(ASCA) - Cagliari, 13 lug - "Quando si dicono troppe parole per esprimere un concetto semplice 'gatta ci cova'. Decriptati, i concetti espressi dal governatore della Sardegna vogliono dire 'costruiamo, ma costruiamo bene'. Mentre il punto e' un altro. Il governatore Cappellacci e' il primo responsabile dell'abrogazione della legge salva coste piu' importante realizzata in Italia, che estendendo i vincoli paesaggistici a 1000 metri dalla battigia aveva giustamente bloccato numerosi interventi edilizi". Lo ha detto, in una nota, Gaetano Benedetto, direttore Politiche ambientali del Wwf Italia in riferimento alla proposta di revisione del governatore Ugo Cappellacci sul Piano paesaggistico della Sardegna. "Di fatto il piano paesaggistico della Sardegna e' gia' stato modificato al di fuori delle procedure previste dal codice dei beni culturali - ha aggiunto Benedetto -. Le nuove norme introducono elementi dinamici e interpretativi e non avere il coraggio di utilizzare il termine 'vincolo' significa non avere consapevolezza del tesoro alla cui tutela il vincolo e' posto". "Dire che le comunita' locali devono esser protagoniste della propria programmazione e gestione territoriale e' un'ovvieta' ed e' cosa assolutamente giusta e dovuta - ha proseguito il Wwf -. Ma le competenze delle comunita' locali devono essere espresse in un quadro che e' dettato dalla carta costituzionale, dove la tutela ambientale e la salvaguardia paesaggistica coinvolge certamente le comunita' locali ma vede come primi attori lo Stato (anche nei confronti delle Regioni autonome) e le Regioni che hanno il dovere di esercitare una ferma azione di tutela per salvaguardare i tesori naturalistici e paesaggistici". com-dab
Sardegna: Wwf, Cappellacci responsabile abrogazione legge 'salva coste'
Il governatore della Sardegna, Ugo Cappellacci, ha proposto una revisione del Piano paesaggistico della Sardegna.

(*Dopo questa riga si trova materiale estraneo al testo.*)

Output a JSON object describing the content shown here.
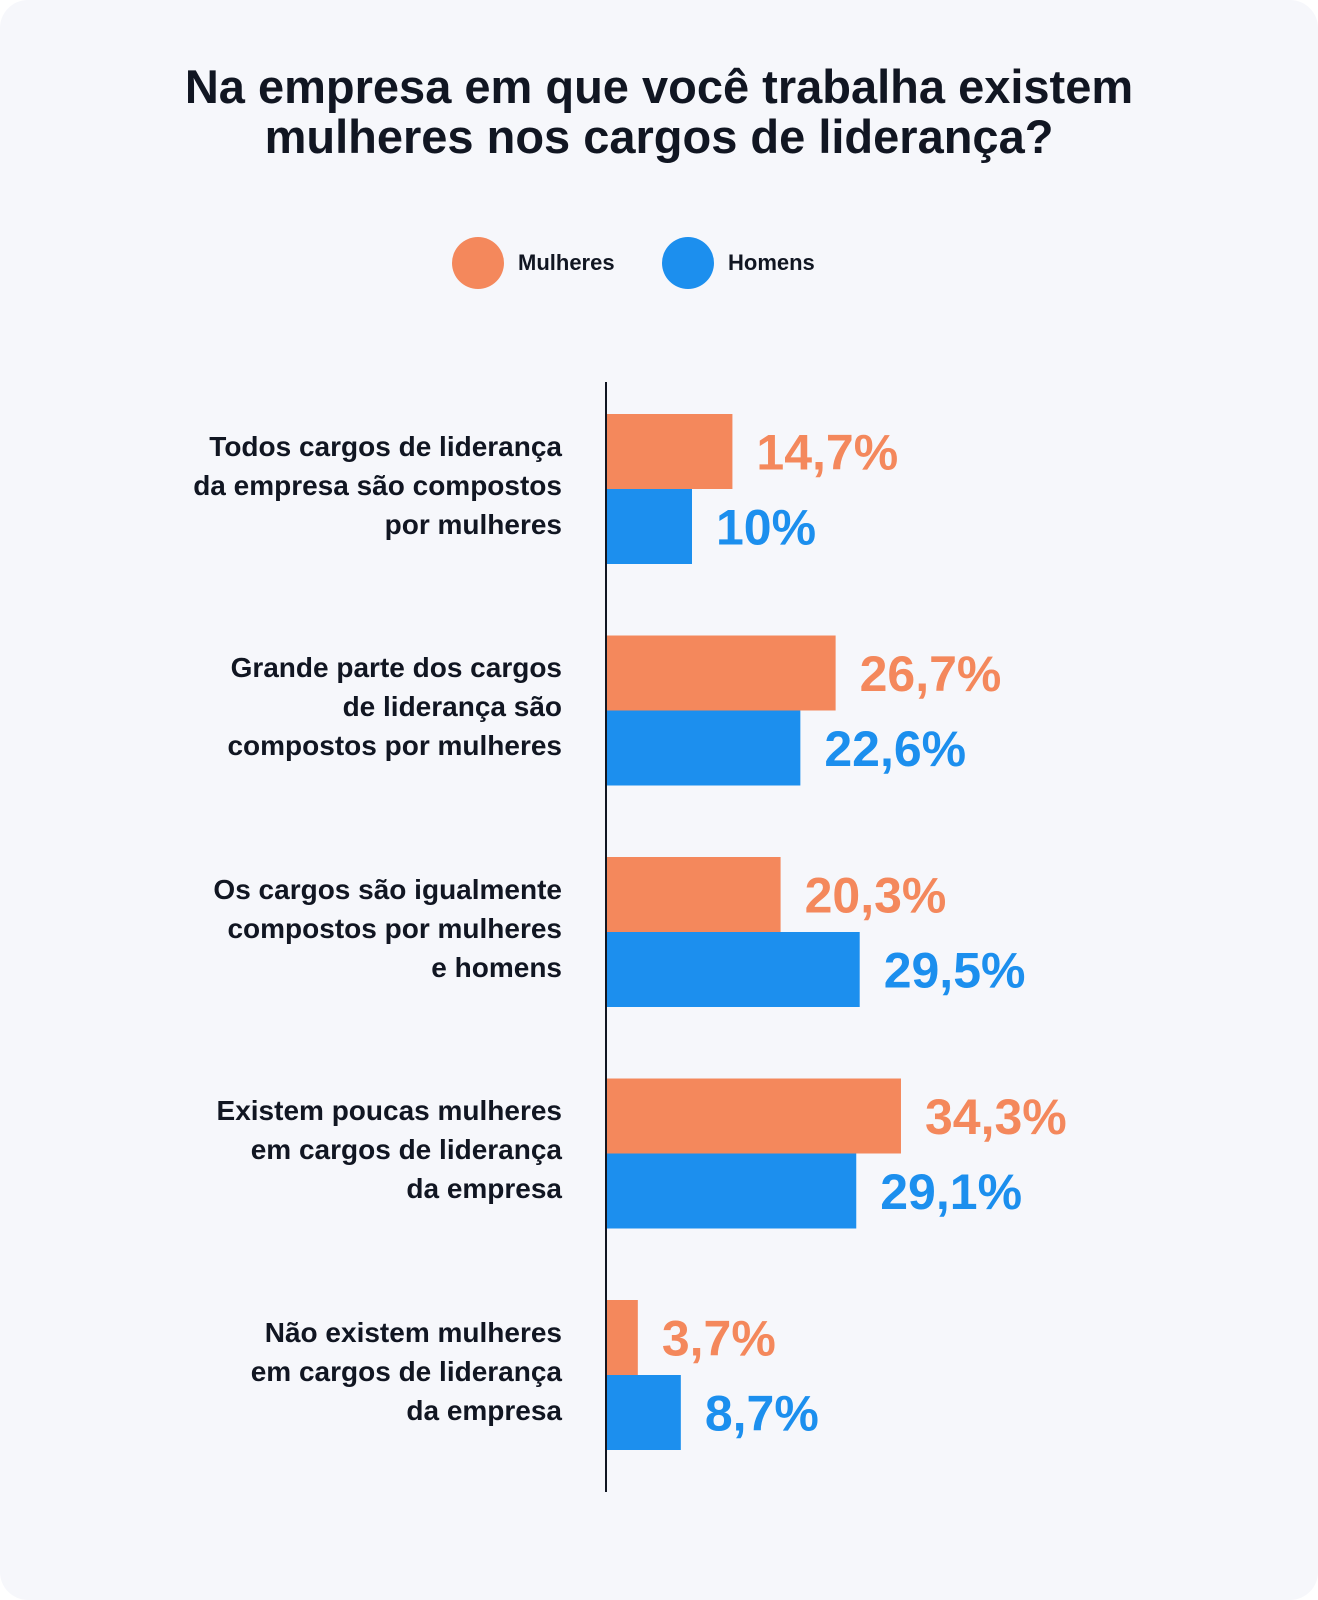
{
  "title_lines": [
    "Na empresa em que você trabalha existem",
    "mulheres nos cargos de liderança?"
  ],
  "colors": {
    "mulheres": "#f4885c",
    "homens": "#1c8fee",
    "axis": "#111622"
  },
  "chart_data": {
    "type": "bar",
    "orientation": "horizontal",
    "title": "Na empresa em que você trabalha existem mulheres nos cargos de liderança?",
    "categories": [
      [
        "Todos cargos de liderança",
        "da empresa são compostos",
        "por mulheres"
      ],
      [
        "Grande parte dos cargos",
        "de liderança são",
        "compostos por mulheres"
      ],
      [
        "Os cargos são igualmente",
        "compostos por mulheres",
        "e homens"
      ],
      [
        "Existem poucas mulheres",
        "em cargos de liderança",
        "da empresa"
      ],
      [
        "Não existem mulheres",
        "em cargos de liderança",
        "da empresa"
      ]
    ],
    "series": [
      {
        "name": "Mulheres",
        "values": [
          14.7,
          26.7,
          20.3,
          34.3,
          3.7
        ],
        "labels": [
          "14,7%",
          "26,7%",
          "20,3%",
          "34,3%",
          "3,7%"
        ]
      },
      {
        "name": "Homens",
        "values": [
          10,
          22.6,
          29.5,
          29.1,
          8.7
        ],
        "labels": [
          "10%",
          "22,6%",
          "29,5%",
          "29,1%",
          "8,7%"
        ]
      }
    ],
    "xlim": [
      0,
      35
    ],
    "grid": false,
    "legend": "top-center"
  }
}
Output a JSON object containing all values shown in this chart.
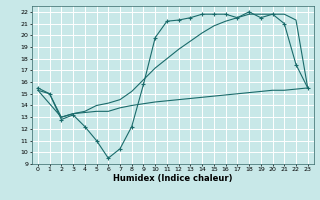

Il WWF Italia ha criticato la proposta, affermando che il piano è già stato modificato al di fuori delle procedure previste dal codice dei beni culturali. Il WWF ha anche criticato la mancanza di vincoli paesaggistici, che significa non avere consapevolezza del tesoro alla cui tutela sono posti. Il WWF ha sottolineato che le comunità locali devono essere protagoniste della programmazione e gestione territoriale, ma che le competenze devono essere espresse in un quadro dettato dalla carta costituzionale.